Need help to understand this solution of $2^mp^2 +1=q^5$ The Question-

Find all triples $(m,p,q)$ where $ m $ is a positive integer and $ p ,
> q $ are primes.
****$2^mp^2 +1=q^5$****

After trying my best to solve this problem, and progressing a little bit, I decided to look up the solution and I am unable to quite understand it.
The solution-

clearly $q,p$ are odd
Let:$A=\sum _{i=0}^4q^i$ ,
$\large 2^mp^2=q^5-1=(q-1)\left ( A \right )$
  Let:$d=\gcd(q-1,A)$$\large \Rightarrow d|A=\left (\sum _{i=0}^4(q^i-1)
> \right )+5\Leftrightarrow d|5$
If:$d=5\large \Rightarrow p=5\Rightarrow A=5$ since$ A$ is odd , But
  $A>1+1+1+1+1=5$
then $d = 1$ $\large \Rightarrow q-1=2^m,A=p^2$ , Assume that $
> m\geq3$ $\large \Rightarrow q\equiv1[8]\Rightarrow p^2=A\equiv5[8]$
Which is impossible , so $m<3$
If:$m=1 \Rightarrow q=3,p=11$ $m=2$ $\large \Rightarrow q=5\Rightarrow
> p^2=781$
Therefore the unique solution is $(1,11,3)$

I have understood upto the part where $d$ divides 5, hence $d=1$ or $5$ but I don't understand how the solution progresses after that. 
Could someone give me an explanation behind this proof, and also the thought process of the solution so that I can solve questions like this on my own
 A: I'm going to add some words to the solution.

$$2^mp^2=(q-1)A\tag1$$
where $A=q^4+q^3+q^2+q+1$.

If:$d=5\large \Rightarrow p=5\Rightarrow A=5$ since$ A$ is odd , But
  $A>1+1+1+1+1=5$

If $d=5$, then the right hand of $(1)$ is divisible by $5$, so it follows that $p=5$. Since $A$ is odd, we see that $2^m$ divides $q-1$. Noting that $5$ divides both $q-1$ and $A$, we see that $A=5$. However, this is impossible since $$A=q^4+q^3+q^2+q+1\gt 1+1+1+1+1=5$$

then $d = 1$ $\large \Rightarrow q-1=2^m,A=p^2$ , Assume that $m\geq3$ $\large \Rightarrow q\equiv1[8]\Rightarrow p^2=A\equiv5[8]$ which is impossible , so $m<3$
If:$m=1 \Rightarrow q=3,p=11$ $m=2$ $\large \Rightarrow q=5\Rightarrow p^2=781$

When $d=1$, since $A$ is odd, we see that $q-1=2^m$ and $A=p^2$. 
Assume that $m\ge 3$. Then, $q=2^m+1\equiv 0+1\equiv 1\pmod 8$, so $$p^2=A=q^4+q^3+q^2+q+1\equiv 1^4+1^3+1^2+1+1\equiv 5\pmod 8$$
However, there is no integer $p$ satisfying $p^2\equiv 5\pmod 8$.
So, we get $m\lt 3$.
If $m=1$, then $q=2^1+1=3$ and $2p^2=3^5-1$ implies $p=11$.
If $m=2$, them $q=2^2+1=5$ and $4p^2=5^5-1$ implies $p=\sqrt {781}$ which is not an integer.
A: So the game is you want to look at divisibility and prime factorizations of both sides of $2^mp^2 = q^5 - 1$ using each of the assumptions.
Starting with where you say you're stuck:
First, if $d=5$, then the right hand side is divisible by 5, so the left hand side is as well.
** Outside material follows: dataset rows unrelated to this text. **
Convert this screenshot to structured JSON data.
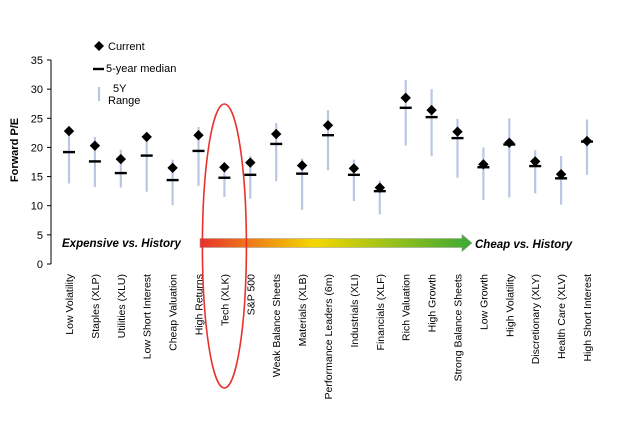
{
  "chart_data": {
    "type": "scatter",
    "ylabel": "Forward P/E",
    "ylim": [
      0,
      35
    ],
    "yticks": [
      0,
      5,
      10,
      15,
      20,
      25,
      30,
      35
    ],
    "grid": false,
    "legend_position": "top-left",
    "legend": {
      "current": "Current",
      "median": "5-year median",
      "range_line1": "5Y",
      "range_line2": "Range"
    },
    "colors": {
      "current": "#000000",
      "median": "#000000",
      "range": "#b9c7e3",
      "highlight": "#e8322c",
      "arrow_start": "#e8322c",
      "arrow_mid": "#f5d700",
      "arrow_end": "#3aaa35"
    },
    "arrow": {
      "left_label": "Expensive vs. History",
      "right_label": "Cheap vs. History"
    },
    "highlighted_category": "Tech (XLK)",
    "categories": [
      "Low Volatility",
      "Staples (XLP)",
      "Utilities (XLU)",
      "Low Short Interest",
      "Cheap Valuation",
      "High Returns",
      "Tech (XLK)",
      "S&P 500",
      "Weak Balance Sheets",
      "Materials (XLB)",
      "Performance Leaders (6m)",
      "Industrials (XLI)",
      "Financials (XLF)",
      "Rich Valuation",
      "High Growth",
      "Strong Balance Sheets",
      "Low Growth",
      "High Volatility",
      "Discretionary (XLY)",
      "Health Care (XLV)",
      "High Short Interest"
    ],
    "series": [
      {
        "name": "Current",
        "values": [
          22.8,
          20.3,
          18.0,
          21.8,
          16.5,
          22.1,
          16.6,
          17.4,
          22.3,
          16.9,
          23.8,
          16.4,
          13.1,
          28.5,
          26.4,
          22.7,
          17.1,
          20.8,
          17.6,
          15.4,
          21.1
        ]
      },
      {
        "name": "5-year median",
        "values": [
          19.2,
          17.6,
          15.6,
          18.6,
          14.4,
          19.4,
          14.8,
          15.3,
          20.6,
          15.5,
          22.1,
          15.3,
          12.5,
          26.8,
          25.2,
          21.6,
          16.6,
          20.5,
          16.8,
          14.7,
          21.0
        ]
      },
      {
        "name": "5Y Range low",
        "values": [
          13.8,
          13.2,
          13.1,
          12.4,
          10.1,
          13.4,
          11.5,
          11.2,
          14.2,
          9.3,
          16.1,
          10.8,
          8.5,
          20.3,
          18.5,
          14.8,
          11.0,
          11.4,
          12.1,
          10.2,
          15.3
        ]
      },
      {
        "name": "5Y Range high",
        "values": [
          23.5,
          21.8,
          19.6,
          22.6,
          17.9,
          23.5,
          17.1,
          18.5,
          24.2,
          18.1,
          26.4,
          17.9,
          14.3,
          31.6,
          30.0,
          24.9,
          20.0,
          25.0,
          19.5,
          18.5,
          24.8
        ]
      }
    ]
  }
}
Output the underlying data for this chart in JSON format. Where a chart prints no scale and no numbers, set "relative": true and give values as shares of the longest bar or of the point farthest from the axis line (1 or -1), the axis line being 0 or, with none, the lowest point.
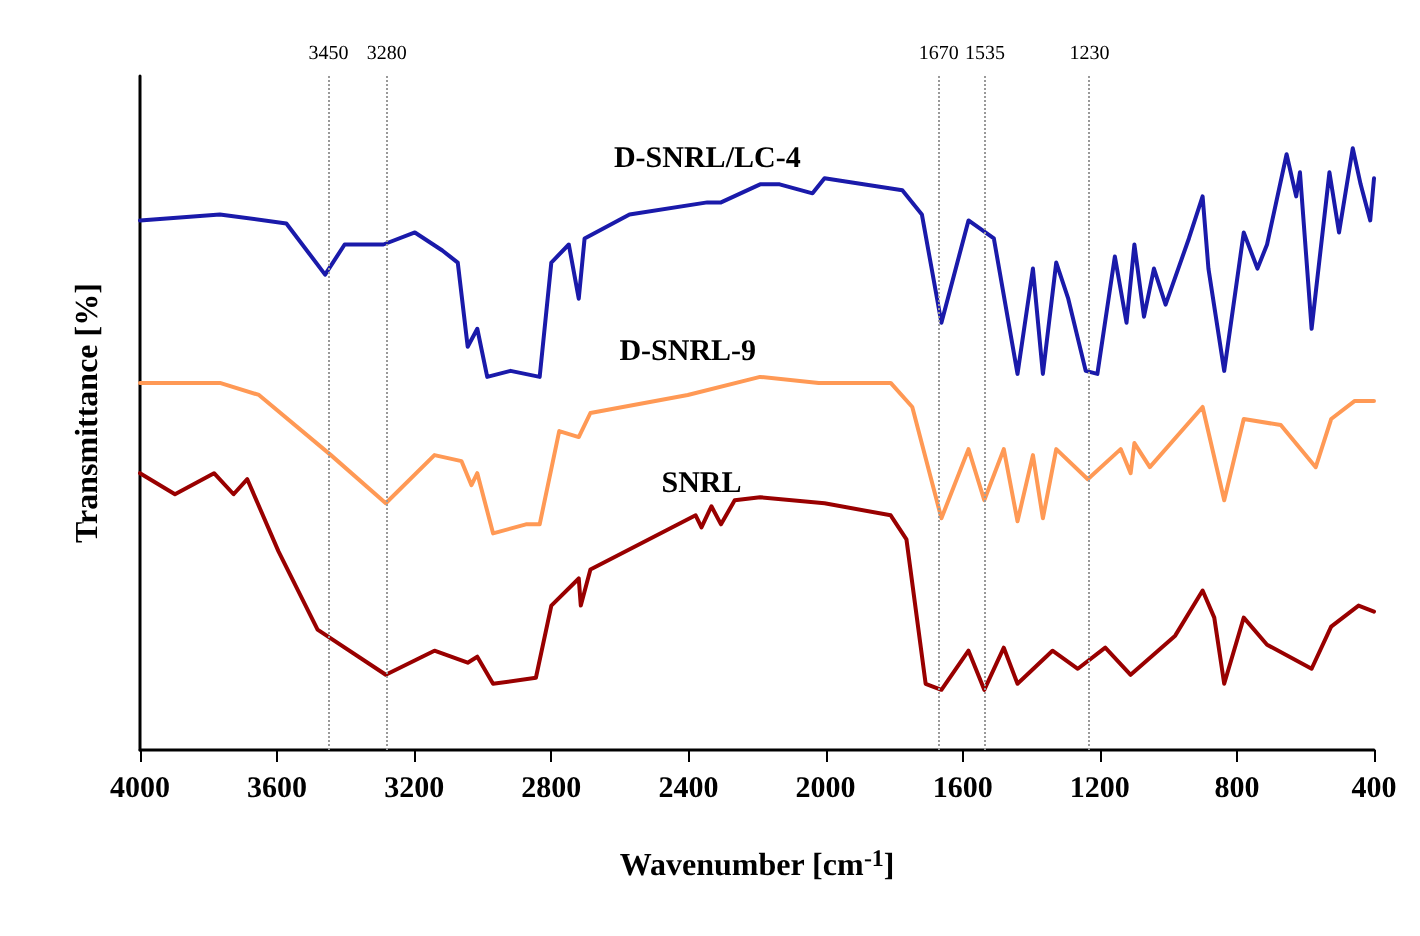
{
  "chart_data": {
    "type": "line",
    "relative": true,
    "xlabel": "Wavenumber [cm$^{-1}$]",
    "ylabel": "Transmittance [%]",
    "xlim": [
      4000,
      400
    ],
    "xticks": [
      4000,
      3600,
      3200,
      2800,
      2400,
      2000,
      1600,
      1200,
      800,
      400
    ],
    "grid": false,
    "legend": false,
    "marker": "none",
    "line_style": "solid",
    "ref_lines": [
      {
        "axis": "x",
        "value": 3450,
        "label": "3450",
        "color": "#999999",
        "line_style": "dotted"
      },
      {
        "axis": "x",
        "value": 3280,
        "label": "3280",
        "color": "#999999",
        "line_style": "dotted"
      },
      {
        "axis": "x",
        "value": 1670,
        "label": "1670",
        "color": "#999999",
        "line_style": "dotted"
      },
      {
        "axis": "x",
        "value": 1535,
        "label": "1535",
        "color": "#999999",
        "line_style": "dotted"
      },
      {
        "axis": "x",
        "value": 1230,
        "label": "1230",
        "color": "#999999",
        "line_style": "dotted"
      }
    ],
    "series": [
      {
        "name": "D-SNRL/LC-4",
        "color": "#1a1aaa",
        "x": [
          4000,
          3767,
          3573,
          3460,
          3403,
          3290,
          3198,
          3118,
          3073,
          3044,
          3016,
          2987,
          2919,
          2834,
          2800,
          2749,
          2720,
          2703,
          2572,
          2345,
          2305,
          2191,
          2134,
          2038,
          2003,
          1776,
          1719,
          1662,
          1583,
          1509,
          1440,
          1395,
          1366,
          1327,
          1292,
          1241,
          1207,
          1156,
          1122,
          1099,
          1071,
          1042,
          1008,
          940,
          900,
          883,
          837,
          780,
          740,
          712,
          655,
          627,
          616,
          582,
          530,
          502,
          462,
          439,
          411,
          400
        ],
        "values": [
          0.88,
          0.89,
          0.875,
          0.79,
          0.84,
          0.84,
          0.86,
          0.83,
          0.81,
          0.67,
          0.7,
          0.62,
          0.63,
          0.62,
          0.81,
          0.84,
          0.75,
          0.85,
          0.89,
          0.91,
          0.91,
          0.94,
          0.94,
          0.925,
          0.95,
          0.93,
          0.89,
          0.71,
          0.88,
          0.85,
          0.625,
          0.8,
          0.625,
          0.81,
          0.75,
          0.63,
          0.625,
          0.82,
          0.71,
          0.84,
          0.72,
          0.8,
          0.74,
          0.85,
          0.92,
          0.8,
          0.63,
          0.86,
          0.8,
          0.84,
          0.99,
          0.92,
          0.96,
          0.7,
          0.96,
          0.86,
          1.0,
          0.94,
          0.88,
          0.95
        ]
      },
      {
        "name": "D-SNRL-9",
        "color": "#ff9955",
        "x": [
          4000,
          3767,
          3653,
          3443,
          3283,
          3141,
          3062,
          3033,
          3016,
          2970,
          2874,
          2834,
          2777,
          2720,
          2686,
          2402,
          2191,
          2020,
          1810,
          1747,
          1662,
          1583,
          1537,
          1480,
          1440,
          1395,
          1366,
          1327,
          1235,
          1139,
          1110,
          1099,
          1054,
          900,
          837,
          780,
          672,
          570,
          525,
          456,
          400
        ],
        "values": [
          0.61,
          0.61,
          0.59,
          0.49,
          0.41,
          0.49,
          0.48,
          0.44,
          0.46,
          0.36,
          0.375,
          0.375,
          0.53,
          0.52,
          0.56,
          0.59,
          0.62,
          0.61,
          0.61,
          0.57,
          0.385,
          0.5,
          0.415,
          0.5,
          0.38,
          0.49,
          0.385,
          0.5,
          0.45,
          0.5,
          0.46,
          0.51,
          0.47,
          0.57,
          0.415,
          0.55,
          0.54,
          0.47,
          0.55,
          0.58,
          0.58
        ]
      },
      {
        "name": "SNRL",
        "color": "#990000",
        "x": [
          4000,
          3898,
          3784,
          3727,
          3687,
          3596,
          3482,
          3283,
          3141,
          3044,
          3016,
          2970,
          2845,
          2800,
          2720,
          2714,
          2686,
          2379,
          2362,
          2333,
          2305,
          2265,
          2191,
          2003,
          1810,
          1764,
          1708,
          1662,
          1583,
          1537,
          1480,
          1440,
          1338,
          1264,
          1184,
          1110,
          980,
          900,
          866,
          837,
          780,
          712,
          582,
          525,
          445,
          400
        ],
        "values": [
          0.46,
          0.425,
          0.46,
          0.425,
          0.45,
          0.33,
          0.2,
          0.125,
          0.165,
          0.145,
          0.155,
          0.11,
          0.12,
          0.24,
          0.285,
          0.24,
          0.3,
          0.39,
          0.37,
          0.405,
          0.375,
          0.415,
          0.42,
          0.41,
          0.39,
          0.35,
          0.11,
          0.1,
          0.165,
          0.1,
          0.17,
          0.11,
          0.165,
          0.135,
          0.17,
          0.125,
          0.19,
          0.265,
          0.22,
          0.11,
          0.22,
          0.175,
          0.135,
          0.205,
          0.24,
          0.23
        ]
      }
    ]
  }
}
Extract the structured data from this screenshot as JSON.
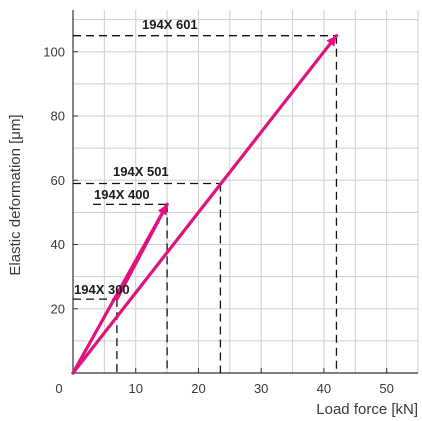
{
  "chart_data": {
    "type": "line",
    "xlabel": "Load force [kN]",
    "ylabel": "Elastic deformation [μm]",
    "xlim": [
      0,
      55
    ],
    "ylim": [
      0,
      113
    ],
    "x_ticks": [
      0,
      10,
      20,
      30,
      40,
      50
    ],
    "y_ticks": [
      20,
      40,
      60,
      80,
      100
    ],
    "grid": true,
    "line_color": "#E0137E",
    "series": [
      {
        "name": "194X 601",
        "x": [
          0,
          42
        ],
        "y": [
          0,
          105
        ]
      },
      {
        "name": "194X 501",
        "x": [
          0,
          23.5
        ],
        "y": [
          0,
          59
        ]
      },
      {
        "name": "194X 400",
        "x": [
          0,
          15
        ],
        "y": [
          0,
          52.5
        ]
      },
      {
        "name": "194X 300",
        "x": [
          0,
          7
        ],
        "y": [
          0,
          23
        ]
      }
    ],
    "drawn_lines": [
      {
        "x": [
          0,
          42
        ],
        "y": [
          0,
          105
        ]
      },
      {
        "x": [
          0,
          15
        ],
        "y": [
          0,
          52.5
        ]
      },
      {
        "x": [
          7,
          15
        ],
        "y": [
          23,
          52.5
        ]
      }
    ]
  }
}
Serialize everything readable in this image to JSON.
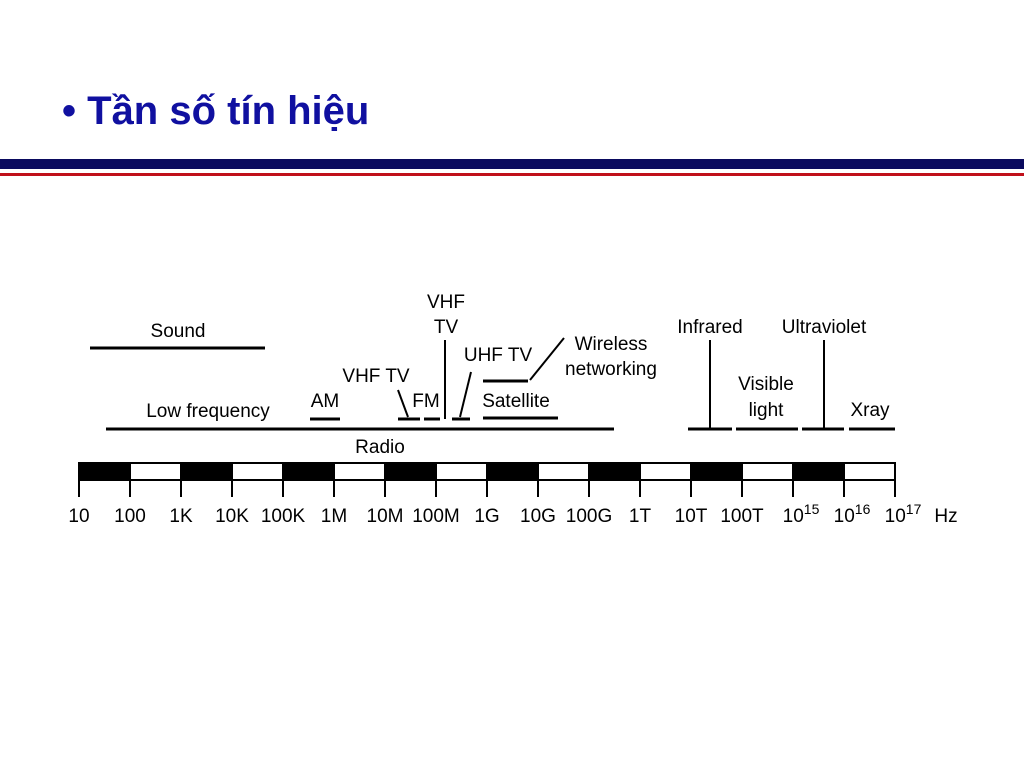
{
  "header": {
    "title": "• Tần số tín hiệu"
  },
  "diagram": {
    "sound": "Sound",
    "low_frequency": "Low frequency",
    "radio": "Radio",
    "am": "AM",
    "vhf_tv_low": "VHF TV",
    "fm": "FM",
    "vhf_tv_high": [
      "VHF",
      "TV"
    ],
    "uhf_tv": "UHF TV",
    "wireless": [
      "Wireless",
      "networking"
    ],
    "satellite": "Satellite",
    "infrared": "Infrared",
    "ultraviolet": "Ultraviolet",
    "visible": [
      "Visible",
      "light"
    ],
    "xray": "Xray"
  },
  "axis": {
    "ticks": [
      "10",
      "100",
      "1K",
      "10K",
      "100K",
      "1M",
      "10M",
      "100M",
      "1G",
      "10G",
      "100G",
      "1T",
      "10T",
      "100T",
      {
        "base": "10",
        "exp": "15"
      },
      {
        "base": "10",
        "exp": "16"
      },
      {
        "base": "10",
        "exp": "17"
      }
    ],
    "unit": "Hz"
  }
}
Since $p$ is an odd prime, this implies that $p=5$ (as otherwise 5 can't divide the left hand side). Now we known that $A$ is a divisor of the left hand side, $5|A$, and $A$ is odd. The only odd divisors of the left hand side are 5 and 25. But 5 only divides the left hand side twice, and by assumption divides both $q-1$ and $A$, so we must have that $A$ is 5. But $A$ is also the sum of 5 terms each $\geq 1$, and not all are equal to $1$, so on the other hand we have that $A>5$. This is a contradiction, so there are no cases where $d=5$.
The second part is more analysis of this type. Hopefully this helps!